We are not a monastery, though monks still pass through. We are not a tourist academy, though visitors arrive. We are a working school — small, deliberate, quiet — with thirty-eight students in residence and two dozen teachers across our online programs. What we do is one thing: we transmit three internal arts, in the forms they were taught to us, as carefully as we can manage.
In a louder era, the offer of slowness has become unfamiliar. Our work is to make it familiar again.
Every form we teach is first learned at a quarter of its natural speed. Not as a stylistic preference, but because the joints, the breath, and the nervous system cannot actually learn a movement any faster. When students rush, we slow them. When they slow, we wait.
We do not perform. We do not demonstrate push-hands tricks that require a compliant partner. We do not promise energy, enlightenment, or effortless victory. We teach a body of work that is practical, repeatable, and — if done for long enough — quietly transformative.
Our teachers were taught by their teachers, who were taught by theirs. Before we change anything, we first learn it as it was given — which usually takes long enough that we stop wanting to change it. Tradition is not the enemy of aliveness. Carelessness is.
Eighteen generations, from the founder Zhang Sanfeng to the students practicing in the courtyard this morning. The names between are the ones that made the line unbroken.
Between each generation sits between twelve and forty years of daily practice. The dotted sections on this chart represent seventeen teachers whose names are held in the school but are not public. We believe a lineage is not a genealogy — it is a promise.

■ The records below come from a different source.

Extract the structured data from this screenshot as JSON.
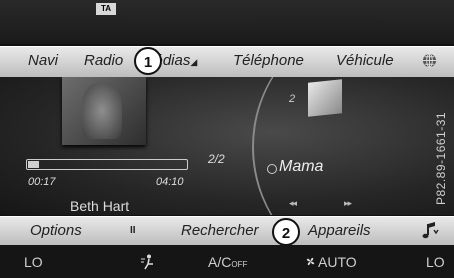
{
  "status": {
    "ta_badge": "TA"
  },
  "top_menu": {
    "items": [
      "Navi",
      "Radio",
      "Médias",
      "Téléphone",
      "Véhicule"
    ],
    "caret": "▲",
    "globe_icon": "globe-icon"
  },
  "callouts": {
    "one": "1",
    "two": "2"
  },
  "player": {
    "track_count": "2/2",
    "track_number": "2",
    "track_title": "Mama",
    "elapsed": "00:17",
    "total": "04:10",
    "progress": 0.07,
    "artist": "Beth Hart",
    "prev_label": "◂◂",
    "next_label": "▸▸"
  },
  "bottom_menu": {
    "options": "Options",
    "pause_icon": "II",
    "search": "Rechercher",
    "devices": "Appareils",
    "note_icon": "music-note-icon"
  },
  "climate": {
    "left_temp": "LO",
    "ac": "A/C",
    "ac_sub": "OFF",
    "auto": "AUTO",
    "right_temp": "LO"
  },
  "side_code": "P82.89-1661-31",
  "colors": {
    "menu_bg": "#d2d2d2",
    "screen_bg": "#1a1a1a",
    "accent": "#ffffff"
  }
}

Our current generation — seven teachers, three in residence on the mountain and four rotating through the online programs and international retreats. None of them will call themselves masters. We use the word anyway, quietly, among ourselves.

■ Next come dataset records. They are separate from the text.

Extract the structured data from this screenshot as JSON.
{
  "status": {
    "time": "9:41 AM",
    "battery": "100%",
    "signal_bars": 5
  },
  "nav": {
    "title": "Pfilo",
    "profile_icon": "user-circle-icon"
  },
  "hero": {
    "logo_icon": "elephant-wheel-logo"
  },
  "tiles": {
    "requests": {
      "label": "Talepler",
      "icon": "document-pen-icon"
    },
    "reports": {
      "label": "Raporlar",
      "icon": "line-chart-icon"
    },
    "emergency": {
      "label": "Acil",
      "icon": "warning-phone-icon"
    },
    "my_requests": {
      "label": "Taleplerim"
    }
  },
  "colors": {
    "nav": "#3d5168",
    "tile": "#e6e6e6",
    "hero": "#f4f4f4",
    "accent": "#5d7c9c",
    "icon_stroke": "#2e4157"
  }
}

Master Li began training at eleven and has not stopped since. He leads the morning form at 5:40 a.m. every day the weather permits, which is most days. In English, he is sparing. In taijiquan, he is the clearest teacher many of us will meet.
Formerly a dancer with the Hubei Song and Dance Ensemble, Chen laoshi came to the school in 2004 and never returned to the stage. She teaches the women's intensive and carries the push-hands curriculum, which she believes is more subtle than most students realize on their first attempt.
Wang laoshi holds the five-element and twelve-animal forms of our xingyi curriculum. A former army instructor, he teaches with a plainness that sometimes disappoints students looking for esoterica and almost always convinces them, by week two, that plainness is the point.
Raised in Bristol, trained on the mountain since 2007, formally accepted into the line in 2019. Thomas runs the translation of our teaching materials into English and teaches the majority of our online foundation courses. He does the job nobody else wants: making the ineffable footnoted.
The founder — part legend, part historical figure — synthesizes the Taoist practices of Mount Wudang into what would later be recognized as the internal school: taijiquan, xingyi, and bagua in their embryonic forms.
Under imperial patronage, the complex of temples on Mount Wudang is finished. Our school sits in a subsidiary courtyard, three hours' climb above the main temple.
Our tenth-generation teacher records the principles of taijiquan in a short manuscript of roughly 400 characters — still the clearest account of internal structure ever written, still studied in our evening readings.
Warlord conflict reaches Hubei. Master Xu Benshan dies in the fighting; the courtyard is abandoned. Two surviving students carry the forms, in silence, through the next two decades.
Master Zhu Chengde returns to the mountain and re-establishes the school with seven students. For twelve years, they teach no outsiders.
A small residential program is opened to non-Chinese students. Three are accepted in the first year. Two leave within six months. The one who stays is now a senior teacher.
After two years of internal debate about whether internal arts can be transmitted through a screen, the school launches a structured online curriculum. It remains our most compromised and most necessary undertaking.
The work continues. Slowly. In English, Mandarin, Cantonese, Japanese, and — as of last winter — Portuguese.
We welcome visitors for retreats, interviews, and residential study. The climb to the courtyard is genuinely steep; the weather is genuinely unpredictable. Plan accordingly, and plan to arrive on foot.
From Wuhan · roughly six hours, if the weather cooperates.
The final approach to the school cannot be driven. A paved road ends at the cable-car terminus; from there it is roughly forty minutes on a stone path that has existed in roughly its current form since 1412. Wear shoes you are willing to lose.